А потом Лайла завела речь о тетке, которая у нее в Гринвуде.
Лютер ей:
— Никогда о таком месте не слыхал.
— Это ж не в Огайо, милый. И не в Западной Виргинии, и даже не в Кентукки.
— А где?
— В Талсе.
— Это что, Оклахома?
— Угу, — ответила она тихим таким голосом, словно давно все решила и теперь хочет со всей деликатностью сделать вид, будто он сам принял решение.
— Черт побери, женщина. — Лютер потер ладонями предплечья. — Ни в какую Оклахому не поеду.
— А куда поедешь? К соседям?
— Что там такое, у соседей?
— Работы там для тебя нету, вот что. Ничего больше про соседей не знаю.
Лютер малость поразмыслил: она его словно бы загоняла в ловушку, как будто видела все дальше, чем он.
— Милый, — произнесла она, — мы в Огайо ничего хорошего не видали, как были бедные, так и остались.
— Не обеднели.
— И не разбогатеем.
Они сидели на качелях, тех самых, что он повесил на той террасе, где когда-то Корнелиус учил его всяким штукам, которые после стали его, Лютера, ремеслом. Две трети террасы смыло наводнением тринадцатого года, и Лютер все хотел ее отстроить заново, но в эти несколько лет у него в жизни было чересчур много бейсбола и чересчур много работы, так что руки никак не доходили.

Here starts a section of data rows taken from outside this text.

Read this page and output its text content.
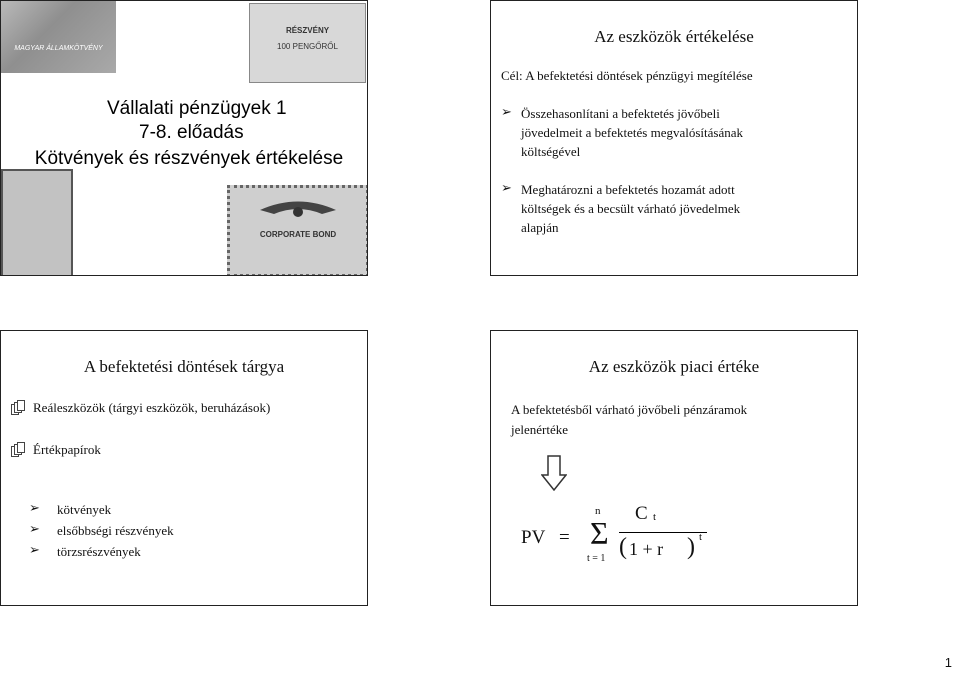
MAGYAR ÁLLAMKÖTVÉNY
RÉSZVÉNY
100 PENGŐRŐL
CORPORATE BOND
Vállalati pénzügyek 1
7-8. előadás
Kötvények és részvények értékelése
Az eszközök értékelése
Cél: A befektetési döntések pénzügyi megítélése
➢ Összehasonlítani a befektetés jövőbeli
jövedelmeit a befektetés megvalósításának
költségével
➢ Meghatározni a befektetés hozamát adott
költségek és a becsült várható jövedelmek
alapján
A befektetési döntések tárgya
Reáleszközök (tárgyi eszközök, beruházások)
Értékpapírok
➢ kötvények
➢ elsőbbségi részvények
➢ törzsrészvények
Az eszközök piaci értéke
A befektetésből várható jövőbeli pénzáramok
jelenértéke
PV = Σ
n
t = 1
C t
( 1 + r ) t
1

Вдруг его осенило: да он же сущий богач. У него впервые в жизни отложены кое-какие денежки про запас. Какие-никакие, а на переезд уж точно хватит.
Лайла ему нравилась, чего уж там. Ну, не так сильно, чтоб захотелось с ней к алтарю и все такое. В конце концов, ему всего двадцать три. Но ему нравилось вдыхать ее запах, нравилось с ней разговаривать и уж точно нравилось, как она уютно прижимается к нему на качелях.
— И чего там, в этом Гринвуде, кроме твоей тетушки?
— Работа. У них там полно всякой работы. Большой растущий город, живут в нем одни цветные. И неплохо живут, милый. У них врачи, адвокаты, у мужиков шикарные авто, девчонки чудесно одеваются по воскресеньям. И у каждого свой собственный дом.
Он поцеловал ее в макушку; он ей не поверил, но его ужасно умиляла ее способность принимать страстно желаемое за реальное.
— Вот, значит, как? — Он фыркнул. — И землю для них, надо понимать, белые пашут?
Она потянулась и шлепнула его по лбу, а потом куснула в запястье.
— Черт побери, женщина, я этой рукой мяч бросаю. Полегче.
Она взяла его запястье, поцеловала, притянула его ладонь к своей груди и попросила:
— Пощупай мне животик, милый.
— Не дотянусь.
Она приподнялась, и его рука оказалась у нее на животе. Он потянулся ниже, но она схватила его за кисть:
— Почувствуй-ка.
— Я и так чувствую.
— Вот что нас будет ждать в Гринвуде, кроме всего прочего.
— Твой живот?
Она чмокнула его в подбородок:
— Нет, дуралей. Твой ребенок.
Они выехали на поезде из Колумбуса первого октября и катили восемьсот миль по сельской местности. Поля уже ночами покрывались инеем. Небо отливало синевой металла, только-только вышедшего из-под пресса. Стога громоздились на серовато-коричневых полях, а в Миссури он увидел табун лошадей, растянувшийся на целую милю, — лошадки серой масти. Поезд пыхтел, сотрясая землю, оглашая воплями небеса, а Лютер дышал на стекло и рисовал на нем бейсбольные мячи, биты, большеголового младенца.